Now the police and forensic team assemble to look at this cold case afresh. Rhona and her assistant, Chrissy; McNab, still a bit chippy after his demotion, and his partner, DS Janice Clark, a woman who knocked back his advances at the start of their partnership, but didn’t let that impact on their working relationship. Also involved are Professor Magnus Pirie, whose interview with a newly released paedophile who lived in the area has thrown up possible leads, and the former Detective turned author, DI Jimmy McCreadie who investigated the original disappearance of Mary McIntyre all those years ago.
I love the different interactions between these characters and their respective partners. Lots of personal chat, food related moments and some gentle socialising all help to establish these characters as real life personalities and the reader gets to know and form opinions about them all.

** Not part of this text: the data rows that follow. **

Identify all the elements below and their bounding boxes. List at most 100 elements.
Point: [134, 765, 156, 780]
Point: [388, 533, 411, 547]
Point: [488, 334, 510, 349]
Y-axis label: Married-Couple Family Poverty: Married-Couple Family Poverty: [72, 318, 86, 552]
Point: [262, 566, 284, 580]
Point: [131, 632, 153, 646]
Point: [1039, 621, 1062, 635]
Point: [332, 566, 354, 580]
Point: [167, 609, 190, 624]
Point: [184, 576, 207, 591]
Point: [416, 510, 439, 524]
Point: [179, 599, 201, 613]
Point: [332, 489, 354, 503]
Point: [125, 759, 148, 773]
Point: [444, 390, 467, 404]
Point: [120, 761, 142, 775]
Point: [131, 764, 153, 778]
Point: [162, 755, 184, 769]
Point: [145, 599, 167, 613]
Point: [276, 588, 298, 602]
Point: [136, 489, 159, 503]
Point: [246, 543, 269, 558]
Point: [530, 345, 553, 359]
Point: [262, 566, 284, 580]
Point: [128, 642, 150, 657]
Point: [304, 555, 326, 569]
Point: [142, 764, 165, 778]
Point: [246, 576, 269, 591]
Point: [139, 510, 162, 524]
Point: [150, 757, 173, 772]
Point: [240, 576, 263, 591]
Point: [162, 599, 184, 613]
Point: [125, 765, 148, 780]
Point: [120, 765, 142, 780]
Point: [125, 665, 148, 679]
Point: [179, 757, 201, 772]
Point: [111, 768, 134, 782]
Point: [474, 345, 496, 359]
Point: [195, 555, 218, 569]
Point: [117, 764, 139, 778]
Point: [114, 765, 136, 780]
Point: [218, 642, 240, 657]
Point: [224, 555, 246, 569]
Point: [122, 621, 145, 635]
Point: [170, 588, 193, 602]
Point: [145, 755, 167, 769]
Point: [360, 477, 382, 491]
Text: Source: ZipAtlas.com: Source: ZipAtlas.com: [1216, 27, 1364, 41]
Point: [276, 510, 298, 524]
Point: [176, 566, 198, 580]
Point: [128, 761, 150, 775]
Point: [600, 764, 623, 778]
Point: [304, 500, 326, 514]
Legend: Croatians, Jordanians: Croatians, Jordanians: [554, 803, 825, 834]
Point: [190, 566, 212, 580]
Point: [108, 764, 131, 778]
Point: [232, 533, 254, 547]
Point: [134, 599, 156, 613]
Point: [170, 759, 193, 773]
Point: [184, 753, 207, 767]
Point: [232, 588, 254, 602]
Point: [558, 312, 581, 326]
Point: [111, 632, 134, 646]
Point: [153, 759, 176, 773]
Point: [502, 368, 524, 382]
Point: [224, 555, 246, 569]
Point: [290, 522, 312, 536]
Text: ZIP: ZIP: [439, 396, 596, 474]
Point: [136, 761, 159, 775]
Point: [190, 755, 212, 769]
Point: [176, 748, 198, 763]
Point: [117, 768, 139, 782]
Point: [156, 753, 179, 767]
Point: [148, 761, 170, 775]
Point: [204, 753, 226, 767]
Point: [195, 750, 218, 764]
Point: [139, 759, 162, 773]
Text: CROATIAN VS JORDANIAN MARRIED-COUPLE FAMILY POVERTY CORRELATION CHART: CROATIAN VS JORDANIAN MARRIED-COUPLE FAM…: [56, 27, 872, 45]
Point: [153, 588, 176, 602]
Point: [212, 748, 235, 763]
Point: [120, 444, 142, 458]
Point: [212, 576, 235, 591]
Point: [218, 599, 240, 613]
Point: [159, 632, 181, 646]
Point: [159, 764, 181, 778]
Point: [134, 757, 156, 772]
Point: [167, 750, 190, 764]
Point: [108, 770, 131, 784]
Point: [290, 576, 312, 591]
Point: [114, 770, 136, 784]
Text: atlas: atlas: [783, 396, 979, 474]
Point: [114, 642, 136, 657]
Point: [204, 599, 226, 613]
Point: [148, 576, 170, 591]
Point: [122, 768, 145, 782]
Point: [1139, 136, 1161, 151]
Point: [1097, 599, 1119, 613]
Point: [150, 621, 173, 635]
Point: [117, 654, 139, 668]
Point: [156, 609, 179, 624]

In this book, Rhona’s ex, the father of her son, Liam makes a re-appearance and from the outset we know that he’s up to something, though we’ll have to wait and find out what that is. It won’t be good though, that much we can already tell.
A key character to the case is Karen Marshall, Mary’s best friend. But Karen has never been the same since her husband, Jack died, and she still talk to him even as she sees portents that lead her into thinking that she really does need to try and remember exactly what she knew all those years ago. But is Mary a reliable narrator?
Anderson has taken what is quite a complex case and offers up a series of suspects for our inspection. Mary and Karen came from different sides of the religious divide in quite a small community where folk were used to knowing their neighbours and understanding how to deal with them. Children were seen and not heard and that’s how the police dealt with them, too. Mary’s disappearance has always been a source of concern and now with the discovery of the body and developments in forensic science, it looks like answers may be finally forthcoming.
The emotive nature of this case makes the reader wonder how Rhona will react to it and though the death of a child and the potential issues around it are awful, Anderson handles this element well, with care and without resort to unnecessary detail. The solution when it comes is as tense and dramatic as you’d expect and makes perfect sense.
Verdict: Another well-plotted and fascinating case for my favourite forensic scientist. The depth of characterisation, the humour and the interpersonal banter and relationships make this series come alive. The cases are always interesting and I love that sense of place comes through strongly in everything Anderson writes. The Innocent Dead is another winner.
Lin Anderson is a Scottish novelist and screenwriter best known for her bestselling series featuring forensic scientist Dr Rhona MacLeod of which there are currently fifteen novels, five of which have been long listed for the Scottish Crime Book of the Year, with Time For The Dead being a 2020 finalist.
Lin is co-founder of the international crime writing festival Bloody Scotland which takes place annually in Stirling, Scotland, mid September.